On the retention of DNA for qualifying offences—serious offences—research by the Jill Dando Institute of Crime Science, which was assessed in a Home Office report in 2009, showed that the seriousness of the initial offence for which the person was arrested does not necessarily predict the seriousness of subsequent offences with which they may be associated. As a result of the Government’s proposal on qualifying offences—I make no apology for returning to the figure—17,000 people arrested but not charged with rape will be removed from the database. It would be helpful to know the Government’s assessment of the impact of this development. In addition, as my noble friend Lady Royall of Blaisdon said, rape has a low charge rate as well as a low conviction rate. Approximately 70 per cent of individuals arrested for rape are not charged, and we know the reasons why. It is often because of the impact of the trauma suffered by victims and problems over securing conclusive evidence.

As an example of the point that I am making, I repeat that Kensley Larrier was arrested in May 2002 for possession of an offensive weapon, which is not classified as a qualifying offence under this Bill.

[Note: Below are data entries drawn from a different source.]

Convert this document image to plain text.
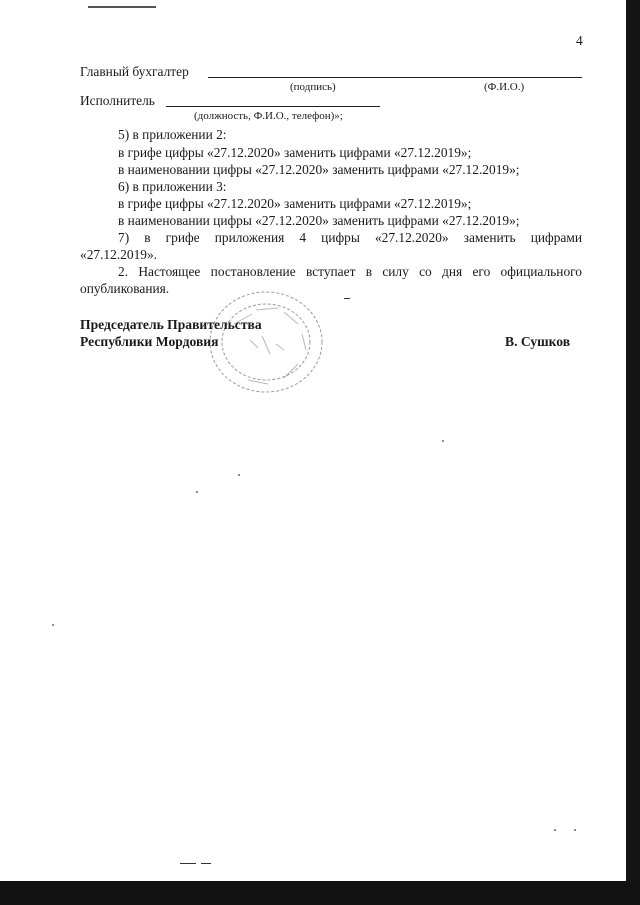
4
Главный бухгалтер
(подпись)	(Ф.И.О.)
Исполнитель
(должность, Ф.И.О., телефон)»;
5) в приложении 2:
в грифе цифры «27.12.2020» заменить цифрами «27.12.2019»;
в наименовании цифры «27.12.2020» заменить цифрами «27.12.2019»;
6) в приложении 3:
в грифе цифры «27.12.2020» заменить цифрами «27.12.2019»;
в наименовании цифры «27.12.2020» заменить цифрами «27.12.2019»;
7) в грифе приложения 4 цифры «27.12.2020» заменить цифрами
«27.12.2019».
2. Настоящее постановление вступает в силу со дня его официального
опубликования.
Председатель Правительства
Республики Мордовия	В. Сушков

His DNA was taken at the time and retained, although the case never reached court. In July 2004, a rape was committed in the north of England, and DNA from that investigation was speculatively searched against the National DNA Database and matched against the acquittal sample. Larrier was convicted and jailed for five years and was entered on the sex offenders register for life, and that would not happen under this Bill. I repeat that the evidence from the Jill Dando institute shows that the seriousness of the initial offence for which the person was arrested does not necessarily predict the seriousness of subsequent offences.

The Government’s proposals in this Bill, with its references to qualifying offences, are forcing a false distinction in the risk of further offences on the basis of little or no evidence and are shifting the burden of risk assessment on to the police. The judgment of the balance between risk to the public and the right to privacy is the responsibility of the Government, who should not place added administrative burdens on the police. Since the Government have accepted the argument that in some cases there will be a strong enough risk to public safety to warrant retention beyond three years, the way to go about it is not to create a convoluted and bureaucratic system where the burden lies on the police to make that judgment.

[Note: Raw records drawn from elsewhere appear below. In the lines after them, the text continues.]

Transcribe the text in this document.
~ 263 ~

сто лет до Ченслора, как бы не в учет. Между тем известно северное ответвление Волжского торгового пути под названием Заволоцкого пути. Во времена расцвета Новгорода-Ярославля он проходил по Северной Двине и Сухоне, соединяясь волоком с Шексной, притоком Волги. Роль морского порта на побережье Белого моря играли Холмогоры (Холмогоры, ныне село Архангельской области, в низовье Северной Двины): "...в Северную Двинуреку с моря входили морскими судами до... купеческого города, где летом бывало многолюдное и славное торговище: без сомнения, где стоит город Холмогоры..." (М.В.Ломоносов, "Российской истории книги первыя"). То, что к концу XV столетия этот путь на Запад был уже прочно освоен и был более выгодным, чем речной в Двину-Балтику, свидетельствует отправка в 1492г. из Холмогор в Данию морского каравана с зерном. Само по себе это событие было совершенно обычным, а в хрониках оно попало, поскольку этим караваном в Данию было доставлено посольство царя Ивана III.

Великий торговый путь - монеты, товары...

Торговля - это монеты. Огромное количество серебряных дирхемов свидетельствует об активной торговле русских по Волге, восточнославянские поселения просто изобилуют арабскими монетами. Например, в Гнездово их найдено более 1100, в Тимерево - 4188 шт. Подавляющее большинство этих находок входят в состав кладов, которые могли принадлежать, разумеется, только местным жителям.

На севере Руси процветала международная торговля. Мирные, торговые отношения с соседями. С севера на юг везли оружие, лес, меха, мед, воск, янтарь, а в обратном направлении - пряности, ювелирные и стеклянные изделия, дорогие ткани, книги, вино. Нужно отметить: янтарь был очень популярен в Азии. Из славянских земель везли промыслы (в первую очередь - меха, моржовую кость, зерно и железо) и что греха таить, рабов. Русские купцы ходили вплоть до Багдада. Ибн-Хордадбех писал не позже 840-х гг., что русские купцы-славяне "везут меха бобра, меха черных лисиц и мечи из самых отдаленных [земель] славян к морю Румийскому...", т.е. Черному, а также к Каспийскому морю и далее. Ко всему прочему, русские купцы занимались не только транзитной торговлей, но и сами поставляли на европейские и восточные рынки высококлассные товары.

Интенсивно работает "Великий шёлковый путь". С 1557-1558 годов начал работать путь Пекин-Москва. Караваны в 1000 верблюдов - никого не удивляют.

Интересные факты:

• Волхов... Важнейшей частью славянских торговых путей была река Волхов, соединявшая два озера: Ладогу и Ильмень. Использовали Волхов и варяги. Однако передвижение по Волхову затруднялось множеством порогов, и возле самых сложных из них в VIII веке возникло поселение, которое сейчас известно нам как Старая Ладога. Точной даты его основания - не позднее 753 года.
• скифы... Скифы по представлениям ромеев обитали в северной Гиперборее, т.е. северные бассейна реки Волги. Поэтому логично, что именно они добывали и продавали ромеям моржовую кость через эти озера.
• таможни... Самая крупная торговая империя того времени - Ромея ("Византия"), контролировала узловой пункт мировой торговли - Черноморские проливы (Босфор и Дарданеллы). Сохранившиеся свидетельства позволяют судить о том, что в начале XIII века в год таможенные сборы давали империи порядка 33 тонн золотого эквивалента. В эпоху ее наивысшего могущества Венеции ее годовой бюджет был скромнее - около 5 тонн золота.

With that in mind, it would be helpful if the Minister could say something about the thinking behind the Commissioner for the Retention and Use of Biometric Material, because it would appear that the commissioner will be able to agree to the retention of DNA only for a person who has been arrested and not charged with a qualifying offence—that is, a serious offence—where the victim is vulnerable or where the person arrested knows the victim. The police will also have to show why they consider that the retention of the material is necessary to assist in the prevention or detection of a crime, which may be more easily said than done. If the person has committed a non-qualifying offence, as in the Kensley Larrier case, to which I referred, no application, as I understand it, can be made to the commissioner.

It is also far from clear that the Government’s intended definition of “vulnerable adult” will even cover many rape victims. In the light of the evidence on rape cases and of the findings of the Jill Dando institute, why are the Government having the additional hurdle of the commissioner at all and certainly with such restrictive powers in relation to the retention of DNA? Will the Minister say whether the powers that the Government intend to give the commissioner mean that we shall have a system similar to that in Scotland, or is the argument still being made that there are significant variations from that system?

In evidence to the Public Bill Committee in the House of Commons earlier this year, the Association of Chief Police Officers said it had been in close contact with colleagues in Scotland on the National DNA Database Strategy Board, and they had indicated that the system proposed by the Government in this Bill had not led to any extensions and was quite complex to operate. Asked why it had not led to any applications for extensions, ACPO said that it thought it was because there were 6 million records on the National DNA Database; it had always argued that it was impossible to create a regime of individual intervention for a database of 6 million and it was necessary to make decisions based on automation, but that in effect the Scottish model had to rely on a judgment being made against an individual profile.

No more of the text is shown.